Wakil Menteri Perdagangan Jerry Sambuaga dijadwalkan akan memimpin delegasi indonesia dalam pertemuan konsultasi dengan Uni Eropa (UE) di kantor Organisasi Perdagangan Dunia (World Trade Organization/WTO) di Jenewa, Swiss, Rabu (19/2). Pertemuan ini bertujuan membahas kebijakan Renewable Energy Directive II (RED II) dan Delegated Regulation (DR) UE.

Pertemuan itu dilakukan, setelah permintaan konsultasi yang diajukan Indonesia pada 18 Desember 2019 dan disetujui UE. Pertemuan konsultasi tersebut merupakan tahapan pertama dalam prosedur penyelesaian sengketa di WTO. Selain itu, pertemuan ini merupakan kesempatan Indonesia sebagai negara anggota WTO untuk mendapatkan informasi dari UE mengenai kebijakan RED II dan DR yang dianggap bertentangan dengan komitmen Uni Eropa di WTO dan berpotensi menurunkan ekspor Indonesia.

Delegasi Indonesia terdiri atas Kementerian Koordinator Bidang Perekonomian, Kementerian Perdagangan (Kemendag), Kementerian Luar Negeri, Kementerian Keuangan, serta Tim Ahli dan Tim Kuasa Hukum Pemerintah Indonesia.

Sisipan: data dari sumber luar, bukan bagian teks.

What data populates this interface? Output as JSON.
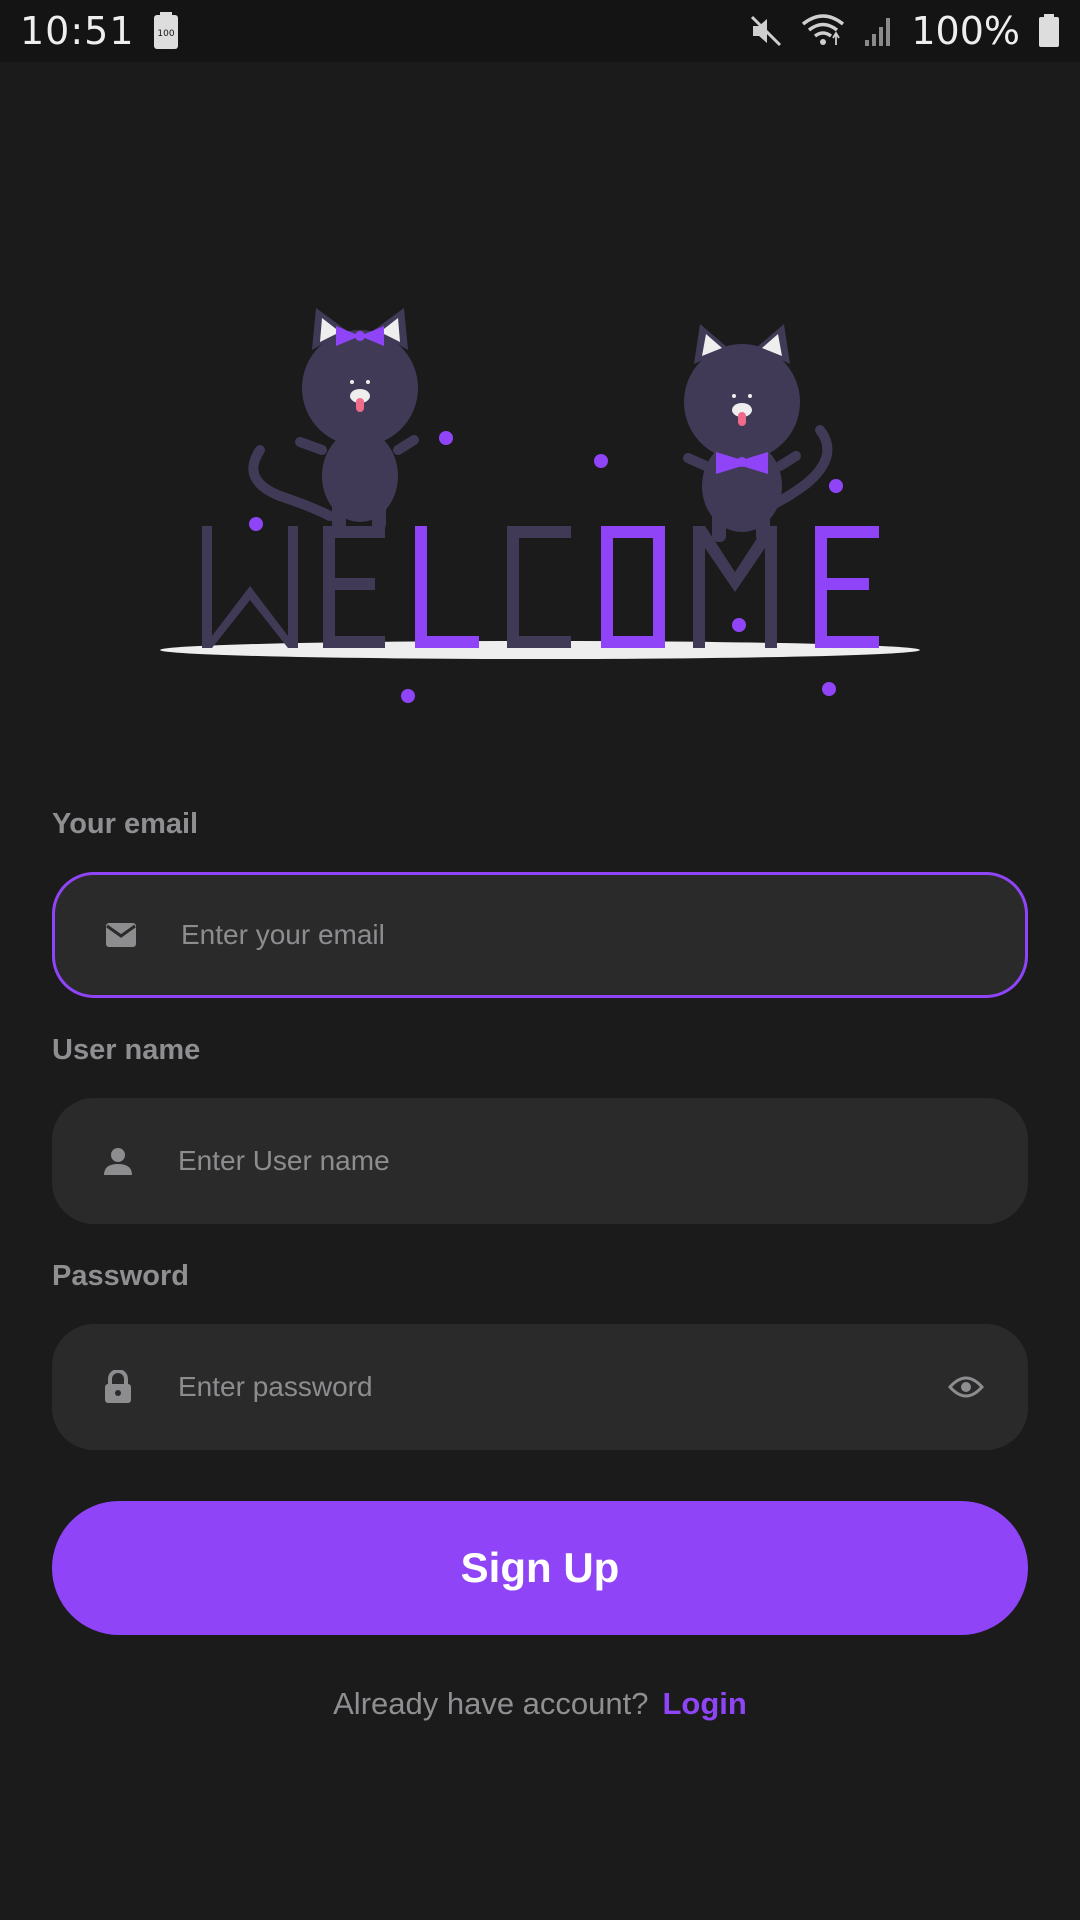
{
  "status_bar": {
    "time": "10:51",
    "battery_badge": "100",
    "battery_percent": "100%"
  },
  "hero": {
    "word": "WELCOME",
    "accent_color": "#8f45f7",
    "dark_color": "#403a57"
  },
  "form": {
    "email": {
      "label": "Your email",
      "placeholder": "Enter your email",
      "value": ""
    },
    "username": {
      "label": "User name",
      "placeholder": "Enter User name",
      "value": ""
    },
    "password": {
      "label": "Password",
      "placeholder": "Enter password",
      "value": ""
    }
  },
  "actions": {
    "signup_label": "Sign Up",
    "login_prompt": "Already have account?",
    "login_link": "Login"
  },
  "colors": {
    "background": "#1b1b1c",
    "field": "#2a2a2b",
    "accent": "#8f45f7",
    "muted_text": "#8f8f92"
  }
}
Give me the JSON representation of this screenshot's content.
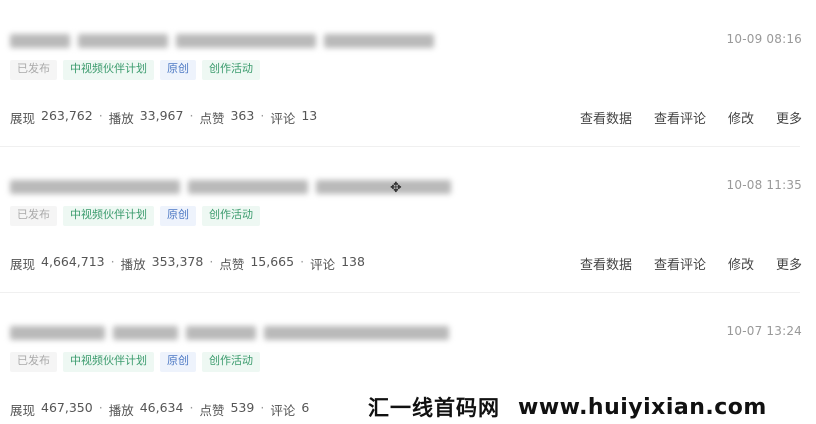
{
  "posts": [
    {
      "time": "10-09 08:16",
      "tags": [
        "已发布",
        "中视频伙伴计划",
        "原创",
        "创作活动"
      ],
      "stats": {
        "impressions_label": "展现",
        "impressions": "263,762",
        "plays_label": "播放",
        "plays": "33,967",
        "likes_label": "点赞",
        "likes": "363",
        "comments_label": "评论",
        "comments": "13"
      }
    },
    {
      "time": "10-08 11:35",
      "tags": [
        "已发布",
        "中视频伙伴计划",
        "原创",
        "创作活动"
      ],
      "stats": {
        "impressions_label": "展现",
        "impressions": "4,664,713",
        "plays_label": "播放",
        "plays": "353,378",
        "likes_label": "点赞",
        "likes": "15,665",
        "comments_label": "评论",
        "comments": "138"
      }
    },
    {
      "time": "10-07 13:24",
      "tags": [
        "已发布",
        "中视频伙伴计划",
        "原创",
        "创作活动"
      ],
      "stats": {
        "impressions_label": "展现",
        "impressions": "467,350",
        "plays_label": "播放",
        "plays": "46,634",
        "likes_label": "点赞",
        "likes": "539",
        "comments_label": "评论",
        "comments": "6"
      }
    }
  ],
  "actions": {
    "view_data": "查看数据",
    "view_comments": "查看评论",
    "edit": "修改",
    "more": "更多"
  },
  "watermark": {
    "name": "汇一线首码网",
    "url": "www.huiyixian.com"
  },
  "icons": {
    "cursor": "move-cursor-icon"
  }
}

“Pemerintah Indonesia berharap dapat tercapai kesepakatan penyelesaian positif yang diterima kedua pihak dalam tahapan konsultasi. Namun, jika kesepakatan penyelesaian sengketa gagal tercapai, Indonesia sebagai negara penggugat dapat meminta Badan Penyelesaian Sengketa (Dispute Settlement Body/DSB) WTO untuk membentuk panel,” ujar Wamendag Jerry, Sabtu (15/2).

Jerry mengungkapkan, Presiden Joko Widodo telah memberikan dukungan dan perhatian kepada kasus sengketa sawit. “Presiden telah memberi arahan untuk tetap berjuang dan menjalani proses sengketa sawit di WTO dengan menggunakan dalil-dalil hukum dan bukti-bukti yang bersifat teknis dan ilmiah,” tegas Jerry.

Selanjutnya, Direktur Pengamanan Perdagangan Kemendag Pradnyawati menambahkan, pemerintah Indonesia melalui Perwakilan Tetap RI (PTRI) di Jenewa telah mengirimkan daftar pertanyaan ke pihak UE pada Rabu (5/2) untuk dibahas pada saat pertemuan konsultasi. Daftar pertanyaan yang memuat 108 pertanyaan tersebut adalah hasil koordinasi antara kemen-terian/lembaga terkait, asosiasi/pelaku usaha kelapa sawit, tim ahli, dan tim kuasa hukum Pemerintah Indonesia.

Indonesia menyengketakan UE di WTO karena memandang kebijakan RED II dan DR mendiskriminasi komoditas Kelapa Sawit dan produk turunan Kelapa Sawit (biodiesel). Hal ini tentu pada akhirnya mengganggu ekspor Kelapa Sawit ke pasar UE dan merusak citra komoditas produk pertanian ini di dunia internasional.

“Pemerintah Indonesia sangat keberatan dengan status risiko tinggi perubahan penggunaan lahan tidak langsung atau high risk indirect land use change (ILUC) pada minyak Kelapa Sawit yang ditetapkan UE. Hal ini berakibat impor minyak Kelapa Sawit sebagai bahan baku biofuel, dilarang di UE. Tindakan diskriminasi ini harus dilawan Indonesia untuk mempertahankan ekspor produk minyak sawit,” pungkas Jerry.